United States v. Amerson, Docket No. 05-1423-cr (2d Cir. Mar. 29, 2007) (Calabresi, Katzmann, B.D. Parker, C.JJ.): In this case, the Court upholds, against a Fourth Amendment challenge, the federal program of DNA testing, to which prisoners, those on supervised release, and probationers are subject, as applied to probationers convicted of non-violent crimes. On its face, such a program faces a Fourth Amendment obstacle, since it constitutes a search without any suspicion of wrongdoing, much less probable cause, a search that is ordinarily unreasonable. The Court follows its previous decisions in Roe v. Marcotte, 193 F.3d 72, and Nicholas v. Goord, 430 F.3d 652, in holding that the proper Fourth Amendment test to apply to such a case is the “special needs” test rather than a “reasonableness” test evaluated on the totality of the circumstances. That test, as applied by the Supreme Court, has required the existence of a “special need” for the search that was either not related to the “general interest in crime control” or, in one case, was questioning of the general public to find witnesses to a nearby crime, a procedure that was neither an intrusion on a suspect nor one to which the concept of “suspicion” logically applied. The Court finds a “special need” here, as it did in Marcotte and Nicholas, even though the purpose of the DNA search is principally to solve a crime committed by the person searched. The Court goes on to apply the second prong of the special needs test, balancing the Fourth Amendment intrusion against the governmental need. The Court finds the intrusion involved in a blood test to obtain and analyze the DNA quite “small,” given the nature of the intrusion itself and statutory limits on the DNA analysis and its dissemination and use. On the other hand, it finds the governmental interest in solving crime, and occasionally excluding a suspect, is “strong,” “compelling,” or “monumental.” Given this balance, it holds that the DNA testing and analysis does not offend the Fourth Amendment.

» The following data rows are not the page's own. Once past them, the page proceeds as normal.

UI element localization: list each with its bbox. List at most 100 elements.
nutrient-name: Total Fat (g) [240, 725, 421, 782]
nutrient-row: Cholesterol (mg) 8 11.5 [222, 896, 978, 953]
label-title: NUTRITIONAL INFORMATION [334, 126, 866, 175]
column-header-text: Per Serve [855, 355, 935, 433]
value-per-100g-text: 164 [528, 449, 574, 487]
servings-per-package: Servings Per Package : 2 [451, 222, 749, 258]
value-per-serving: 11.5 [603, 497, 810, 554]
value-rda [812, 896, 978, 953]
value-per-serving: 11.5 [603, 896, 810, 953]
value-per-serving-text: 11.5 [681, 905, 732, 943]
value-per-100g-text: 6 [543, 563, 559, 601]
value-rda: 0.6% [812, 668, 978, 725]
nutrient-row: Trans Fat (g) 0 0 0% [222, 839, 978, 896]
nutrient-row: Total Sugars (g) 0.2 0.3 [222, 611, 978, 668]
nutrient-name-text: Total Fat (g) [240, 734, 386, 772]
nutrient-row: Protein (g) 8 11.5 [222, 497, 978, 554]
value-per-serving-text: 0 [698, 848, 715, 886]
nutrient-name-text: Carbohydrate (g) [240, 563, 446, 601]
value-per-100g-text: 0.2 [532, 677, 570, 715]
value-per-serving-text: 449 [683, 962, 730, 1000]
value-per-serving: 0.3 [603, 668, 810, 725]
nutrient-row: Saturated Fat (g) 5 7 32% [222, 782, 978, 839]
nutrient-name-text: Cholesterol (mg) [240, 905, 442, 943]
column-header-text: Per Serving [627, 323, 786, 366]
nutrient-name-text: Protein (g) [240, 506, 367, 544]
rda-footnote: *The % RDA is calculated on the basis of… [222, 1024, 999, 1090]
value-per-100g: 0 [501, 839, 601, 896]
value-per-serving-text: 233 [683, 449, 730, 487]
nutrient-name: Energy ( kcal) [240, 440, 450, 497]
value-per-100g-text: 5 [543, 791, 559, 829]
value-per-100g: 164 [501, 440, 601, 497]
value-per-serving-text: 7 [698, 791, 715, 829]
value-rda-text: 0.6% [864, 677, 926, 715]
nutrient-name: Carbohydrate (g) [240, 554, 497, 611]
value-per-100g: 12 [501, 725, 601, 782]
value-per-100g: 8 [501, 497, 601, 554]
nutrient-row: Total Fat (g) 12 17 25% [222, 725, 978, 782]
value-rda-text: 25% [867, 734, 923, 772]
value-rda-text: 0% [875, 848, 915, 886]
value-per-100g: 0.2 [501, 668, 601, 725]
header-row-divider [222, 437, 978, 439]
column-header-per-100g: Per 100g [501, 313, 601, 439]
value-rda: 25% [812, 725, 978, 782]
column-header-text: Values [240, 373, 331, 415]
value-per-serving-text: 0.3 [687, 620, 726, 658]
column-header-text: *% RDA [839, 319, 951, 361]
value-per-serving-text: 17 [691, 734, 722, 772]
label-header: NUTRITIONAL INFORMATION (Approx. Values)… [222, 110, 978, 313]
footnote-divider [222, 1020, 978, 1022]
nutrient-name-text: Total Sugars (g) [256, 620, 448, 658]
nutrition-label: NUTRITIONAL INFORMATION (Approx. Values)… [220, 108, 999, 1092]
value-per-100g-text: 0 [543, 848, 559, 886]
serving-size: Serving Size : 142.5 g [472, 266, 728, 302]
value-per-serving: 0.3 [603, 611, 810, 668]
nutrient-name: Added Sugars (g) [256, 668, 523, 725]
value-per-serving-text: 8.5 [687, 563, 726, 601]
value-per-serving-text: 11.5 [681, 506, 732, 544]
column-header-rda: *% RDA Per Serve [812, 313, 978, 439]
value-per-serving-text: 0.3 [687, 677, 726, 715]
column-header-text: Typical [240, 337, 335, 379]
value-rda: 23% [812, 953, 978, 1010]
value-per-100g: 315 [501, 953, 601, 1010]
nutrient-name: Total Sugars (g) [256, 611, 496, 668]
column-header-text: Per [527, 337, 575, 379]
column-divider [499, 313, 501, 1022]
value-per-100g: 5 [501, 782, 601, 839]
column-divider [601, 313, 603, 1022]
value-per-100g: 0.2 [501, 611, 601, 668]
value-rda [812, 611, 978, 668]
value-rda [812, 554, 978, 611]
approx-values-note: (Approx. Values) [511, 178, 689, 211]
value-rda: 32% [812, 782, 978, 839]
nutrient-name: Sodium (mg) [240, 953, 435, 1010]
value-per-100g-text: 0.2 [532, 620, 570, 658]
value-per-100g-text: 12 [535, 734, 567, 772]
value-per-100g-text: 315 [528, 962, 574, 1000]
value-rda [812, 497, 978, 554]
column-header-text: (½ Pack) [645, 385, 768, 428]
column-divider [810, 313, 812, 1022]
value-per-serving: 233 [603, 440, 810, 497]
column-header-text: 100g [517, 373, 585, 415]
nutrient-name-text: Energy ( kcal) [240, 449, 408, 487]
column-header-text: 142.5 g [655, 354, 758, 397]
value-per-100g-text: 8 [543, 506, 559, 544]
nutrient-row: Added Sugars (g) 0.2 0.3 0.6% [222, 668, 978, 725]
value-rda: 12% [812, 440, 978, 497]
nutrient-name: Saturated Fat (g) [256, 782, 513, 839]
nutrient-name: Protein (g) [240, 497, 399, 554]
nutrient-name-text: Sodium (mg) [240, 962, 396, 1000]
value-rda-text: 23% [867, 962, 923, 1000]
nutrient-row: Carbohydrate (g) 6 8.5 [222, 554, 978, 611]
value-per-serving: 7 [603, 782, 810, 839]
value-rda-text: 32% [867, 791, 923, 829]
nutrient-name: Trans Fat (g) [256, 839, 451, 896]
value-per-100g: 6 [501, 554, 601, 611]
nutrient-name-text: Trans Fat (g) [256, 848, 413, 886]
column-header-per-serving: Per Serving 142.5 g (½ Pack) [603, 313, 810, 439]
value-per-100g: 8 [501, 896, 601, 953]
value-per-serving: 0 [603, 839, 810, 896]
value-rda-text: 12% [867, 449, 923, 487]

There are a number of observations worth making concerning this holding. The most important is that it has no limit. The fact that the person from whom the DNA was taken was on probation plays almost no role in the constitutional analysis, and that analysis can be extended to anyone. The need to obtain identification of those who might commit crime is always great and the personal interest in avoiding a blood test or saliva swab small. The government, indeed, likens DNA tests to fingerprints, and some states require a fingerprint to obtain a driver’s license. The analysis in this opinion would logically permit DNA to be taken in those circumstances. This is not, moreover, a far-fetched result. Congress has recently extended the DNA program to require DNA searches “from individuals who are arrested, facing charges, or convicted, or from non-United States persons who are detained under the authority of the United States.” See Pub. L. No. 109-162 § 1004, 119 Stat. 2960 (2006) (codified at 42 U.S.C. § 14135a(a)(1)(A)). Indeed, there have been scholarly calls for universal DNA testing. The courts owe it to the public to adopt an analysis that indicates that it has some limit on such a clearly unacceptable result. It is a shame that there have not been more judges with the wisdom and courage of Judge Kozinski, who pointed out that this program created a “huge end run around the Fourth Amendment” since it was “hard to see how we can keep the database from expanding to include everybody.” United States v. Kincade, 379 F.3d 813, 872 (9th Cir. 2004) (Kozinski, J., dissenting).

The second observation is that the opinions on this subject, and perhaps the litigants themselves, ignore a salient aspect of the government’s program. The government, that is the FBI, retains the actual blood sample taken from the subject indefinitely, even after analysis of its DNA. This is not necessary to “identification” of the individual, and it opens the door to serious abuse, since it gives the government possession not only of identification material, but of material that identifies a person’s race, health status, congenital defects, or the like. The government has no need justified by the Fourth Amendment to retain these samples.

Finally, the nature of this subject leads the Circuit into some odd, and apparently illogical, conclusions. The basic one, that collecting DNA to solve crimes is not a “normal” law-enforcement function, and rather serves only some “special” need, springs from the odd distinction between collecting a person’s DNA because he is suspected (without probable cause) of having committed a crime now, and collecting his DNA now to use in identifying him in the future if he commits a crime (or if he is later suspected of a crime he has already committed); the rationale that makes the former search impermissible but the latter proper is hardly clear. Similarly, it is odd how the court in Amerson makes a virtue of suspicionless searches, whereas one might have thought they were the least favored sort of search. Thus, the court finds that one reason that the DNA search fulfills a “special” need is that it “does not involve any suggestion that the individual is being suspected of having committed a crime.” Normally, we would have thought, this would be a good reason for not permitting the search, not grounds for allowing it.

In any event, we expect that the growing governmental thirst for private information about its citizens will lead to more litigation of this kind. That litigation will call upon the courts to provide sounder constitutional analysis, greater wisdom, and more courage than they have provided to date.